To use Kinect for Xbox 360 in a LabVIEW environment you need to install the following:
Open Kinect.lvproj LabVIEW Project and Kinect Test.vi from Project Explorer window, then Run it. If all requirements were installed correctly, you will see video and Kinect processing results similar to the one below:
Now we need to put everything together in one application.
Open Arduino Gloves.lvprojLabVIEW Project. Then open Host Main.vi from the Project explorer window. Choose the corresponding COM port for the Left and Right Gloves Bluetooth connection. Plug in Kinect and make sure that it’s ready to use.
Then put on Arduino Bluetooth gloves and power them on. Provide the required conditions for a calibration.
After this, run Host Main.vi and you will be able to see the following:
Figure 29: Getting all measurements in one application
Make sure that every finger flexion is measured correctly and that Roll, Pitch, and Yaw correspond to the actual attitude of your hand.
Arduino Bluetooth gloves could be useful for a real-life robot control application. All processed data could be transmitted to any third-party application with UDP messages.

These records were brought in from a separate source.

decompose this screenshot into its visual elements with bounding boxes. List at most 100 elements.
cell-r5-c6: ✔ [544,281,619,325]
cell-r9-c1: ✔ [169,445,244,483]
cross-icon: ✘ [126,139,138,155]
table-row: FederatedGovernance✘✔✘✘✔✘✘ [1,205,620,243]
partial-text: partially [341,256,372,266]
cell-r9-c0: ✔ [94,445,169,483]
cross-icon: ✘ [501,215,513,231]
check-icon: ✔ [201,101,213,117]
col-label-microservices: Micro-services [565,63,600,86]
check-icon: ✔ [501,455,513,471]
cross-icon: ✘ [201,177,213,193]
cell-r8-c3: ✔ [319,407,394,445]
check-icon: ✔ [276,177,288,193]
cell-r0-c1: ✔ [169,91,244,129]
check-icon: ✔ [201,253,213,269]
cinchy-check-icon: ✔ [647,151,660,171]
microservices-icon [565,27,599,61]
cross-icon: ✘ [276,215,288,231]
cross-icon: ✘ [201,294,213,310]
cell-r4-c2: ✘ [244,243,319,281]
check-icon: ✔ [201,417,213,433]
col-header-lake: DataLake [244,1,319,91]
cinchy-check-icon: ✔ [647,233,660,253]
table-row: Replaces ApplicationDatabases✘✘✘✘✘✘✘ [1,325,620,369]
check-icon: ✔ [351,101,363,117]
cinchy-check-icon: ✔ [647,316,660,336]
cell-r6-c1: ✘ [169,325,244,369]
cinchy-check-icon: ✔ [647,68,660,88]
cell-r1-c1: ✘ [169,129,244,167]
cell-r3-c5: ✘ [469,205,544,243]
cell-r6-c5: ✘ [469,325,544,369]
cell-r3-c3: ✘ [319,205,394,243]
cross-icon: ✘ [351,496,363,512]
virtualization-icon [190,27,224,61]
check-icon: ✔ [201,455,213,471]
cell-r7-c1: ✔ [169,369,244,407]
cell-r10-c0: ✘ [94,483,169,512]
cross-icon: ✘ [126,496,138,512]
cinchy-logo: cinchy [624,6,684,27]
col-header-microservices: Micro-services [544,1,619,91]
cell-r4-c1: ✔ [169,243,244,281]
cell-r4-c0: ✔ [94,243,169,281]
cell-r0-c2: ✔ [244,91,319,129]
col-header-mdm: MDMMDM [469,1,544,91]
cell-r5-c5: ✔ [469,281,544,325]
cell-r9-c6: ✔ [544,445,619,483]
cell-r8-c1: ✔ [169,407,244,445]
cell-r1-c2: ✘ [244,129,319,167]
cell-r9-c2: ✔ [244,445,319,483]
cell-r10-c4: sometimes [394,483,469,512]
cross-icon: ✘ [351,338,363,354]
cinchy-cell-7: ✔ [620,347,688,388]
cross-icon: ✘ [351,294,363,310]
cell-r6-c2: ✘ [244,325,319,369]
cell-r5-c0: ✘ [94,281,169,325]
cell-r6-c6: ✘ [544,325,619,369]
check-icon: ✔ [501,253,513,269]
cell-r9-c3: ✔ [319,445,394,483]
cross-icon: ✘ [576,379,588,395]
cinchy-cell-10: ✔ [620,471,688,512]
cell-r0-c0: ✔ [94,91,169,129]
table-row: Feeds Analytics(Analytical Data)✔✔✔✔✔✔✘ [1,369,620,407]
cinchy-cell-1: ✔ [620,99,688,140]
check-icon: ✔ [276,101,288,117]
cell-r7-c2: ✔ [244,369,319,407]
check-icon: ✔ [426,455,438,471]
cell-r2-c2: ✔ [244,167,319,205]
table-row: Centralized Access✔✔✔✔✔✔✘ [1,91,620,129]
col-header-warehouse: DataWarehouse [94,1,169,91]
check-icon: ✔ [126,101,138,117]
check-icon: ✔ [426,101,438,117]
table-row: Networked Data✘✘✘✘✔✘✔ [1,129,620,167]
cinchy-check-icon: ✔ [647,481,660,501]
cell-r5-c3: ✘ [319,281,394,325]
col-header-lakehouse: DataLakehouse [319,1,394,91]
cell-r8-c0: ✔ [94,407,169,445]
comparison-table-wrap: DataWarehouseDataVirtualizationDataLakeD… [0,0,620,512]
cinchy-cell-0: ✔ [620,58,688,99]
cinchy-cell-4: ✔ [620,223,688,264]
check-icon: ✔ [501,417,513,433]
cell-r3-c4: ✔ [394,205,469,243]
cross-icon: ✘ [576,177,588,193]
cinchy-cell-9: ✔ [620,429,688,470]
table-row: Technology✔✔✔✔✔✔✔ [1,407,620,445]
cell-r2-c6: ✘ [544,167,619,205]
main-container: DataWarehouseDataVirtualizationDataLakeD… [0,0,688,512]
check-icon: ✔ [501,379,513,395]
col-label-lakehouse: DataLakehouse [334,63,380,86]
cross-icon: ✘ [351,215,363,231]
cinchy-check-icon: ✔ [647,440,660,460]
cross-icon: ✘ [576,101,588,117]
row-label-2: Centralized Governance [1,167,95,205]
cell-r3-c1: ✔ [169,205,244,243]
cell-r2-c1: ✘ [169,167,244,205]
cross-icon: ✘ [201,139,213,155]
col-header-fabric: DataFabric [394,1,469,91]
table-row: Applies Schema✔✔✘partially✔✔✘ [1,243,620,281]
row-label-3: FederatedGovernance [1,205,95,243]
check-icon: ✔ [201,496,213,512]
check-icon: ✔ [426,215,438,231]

Figure 30: Sending data to third-party application diagram
As an example of a third-party application, a Simulator of an industrial robot arm – Puma560 was picked and added UDP Receiver loop. Open Puma560 Simulator.lvproj, Host Main.vi and Puma560 Simulator.vi from Project Explorer Window.
Choose the corresponding COM port for the Left and Right Gloves Bluetooth connection. Plug in Kinect and make sure that its ready to use.
Then put on Arduino Bluetooth gloves and power them on, and provide the required conditions for a calibration.
After this Run both VIs and you will get the following results:
Figure 31: Exports processed data to Puma560 Simulator
Please note that you have to provide the right interpretation of the data that you get from the Smart Glove application. You shouldn’t use acquired data directly, without any additional processing. For example, the operator’s right hand coordinates are unlikely to be equal to robot’s arm gripper. You have to convert measured data from the operator’s coordinate system to your robot’s coordinate system.